Hulu also acquired 1.5 million customers in the most recent quarter, compared to experts' expectations of 1.2 million, while ESPN+ attracted 4.2 million subscribers, compared to the approximately 800,000 average projection.
"The theme parks, in our opinion, are Disney's highest-quality asset, and that was the quarter's highlight," David Klink, senior equities analyst at Huntington Private Bank, said on Wednesday. "Streaming performed well as well, but we're concerned that it will fall short of profitability."
Disney's direct-to-consumer sales increased 34% year over year to $4.7 billion, but the company's losses grew as it spent on content and marketing: The firm lost about $600 million in operating income last quarter, a 27 percent increase over the year-ago period. Disney+ is expected to break even for the first time in fiscal 2024, according to management projections.
The reporting quarter's average monthly revenue per Disney+ user in North America was $6.68. This compared to $14.78 for Netflix over the same time period.

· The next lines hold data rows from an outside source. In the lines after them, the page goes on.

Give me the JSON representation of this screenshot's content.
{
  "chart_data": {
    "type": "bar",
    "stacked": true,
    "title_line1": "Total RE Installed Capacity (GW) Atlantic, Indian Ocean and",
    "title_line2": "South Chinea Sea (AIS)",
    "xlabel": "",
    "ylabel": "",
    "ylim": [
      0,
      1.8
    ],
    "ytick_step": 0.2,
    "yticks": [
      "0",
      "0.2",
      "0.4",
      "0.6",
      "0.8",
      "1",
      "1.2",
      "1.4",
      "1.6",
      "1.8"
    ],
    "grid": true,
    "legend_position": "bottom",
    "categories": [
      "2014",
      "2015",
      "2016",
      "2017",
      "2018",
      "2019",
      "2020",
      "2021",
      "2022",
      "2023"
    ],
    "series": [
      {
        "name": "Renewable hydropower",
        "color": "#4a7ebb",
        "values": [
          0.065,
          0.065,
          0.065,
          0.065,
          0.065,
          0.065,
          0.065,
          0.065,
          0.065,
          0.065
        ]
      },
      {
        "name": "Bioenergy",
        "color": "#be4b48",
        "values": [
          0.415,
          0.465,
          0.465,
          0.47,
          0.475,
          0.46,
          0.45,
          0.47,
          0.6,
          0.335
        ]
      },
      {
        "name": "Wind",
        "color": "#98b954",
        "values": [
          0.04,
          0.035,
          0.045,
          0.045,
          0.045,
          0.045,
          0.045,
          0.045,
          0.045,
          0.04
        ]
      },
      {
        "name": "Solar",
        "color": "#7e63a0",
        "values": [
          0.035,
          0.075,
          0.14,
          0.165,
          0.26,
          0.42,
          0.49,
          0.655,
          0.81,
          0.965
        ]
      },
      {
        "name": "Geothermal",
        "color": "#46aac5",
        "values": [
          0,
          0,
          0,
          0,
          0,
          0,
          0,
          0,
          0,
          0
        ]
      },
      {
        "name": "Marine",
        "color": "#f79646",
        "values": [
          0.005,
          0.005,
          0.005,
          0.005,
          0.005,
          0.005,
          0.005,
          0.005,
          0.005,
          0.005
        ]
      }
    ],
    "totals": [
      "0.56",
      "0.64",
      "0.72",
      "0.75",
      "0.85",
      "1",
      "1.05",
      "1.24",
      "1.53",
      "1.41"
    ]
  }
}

Disney management has indicated that price increases may be forthcoming when more material is added to Disney+.
Meanwhile, Klink observes that Disney can leverage its streaming services to drive interest in themed attractions at its parks, increase sales of dolls and action figures, and license its characters and brands. This is another way for Disney to monetize the value of its content and franchises in addition to subscription payments. While the market may not care right now, subscriber growth must eventually result in streaming profitability.
Disney management maintained its goal of between 230 million and 260 million Disney+ users by the conclusion of its fiscal year 2024 on Wednesday. Chapek cautioned last quarter that the route to getting there would not be linear. That has already been seen by the large fluctuations in subscriber additions over the last few quarters.
Wall Street anticipates that Disney+ subscriber growth will increase in the second half of Disney's fiscal 2022, as the service adds highly anticipated content and expands into new markets in more countries.
"Our success at Disney+ this quarter was not due to any single factor, but rather to a combination of organic growth and compelling new content, our strategic decision to include the Disney bundle with all Hulu Live subscriptions, and new market launches," Chapek said during Wednesday's earnings call. "Throughout this fiscal year, Disney+ will deliver exciting original content from across our brands and franchises."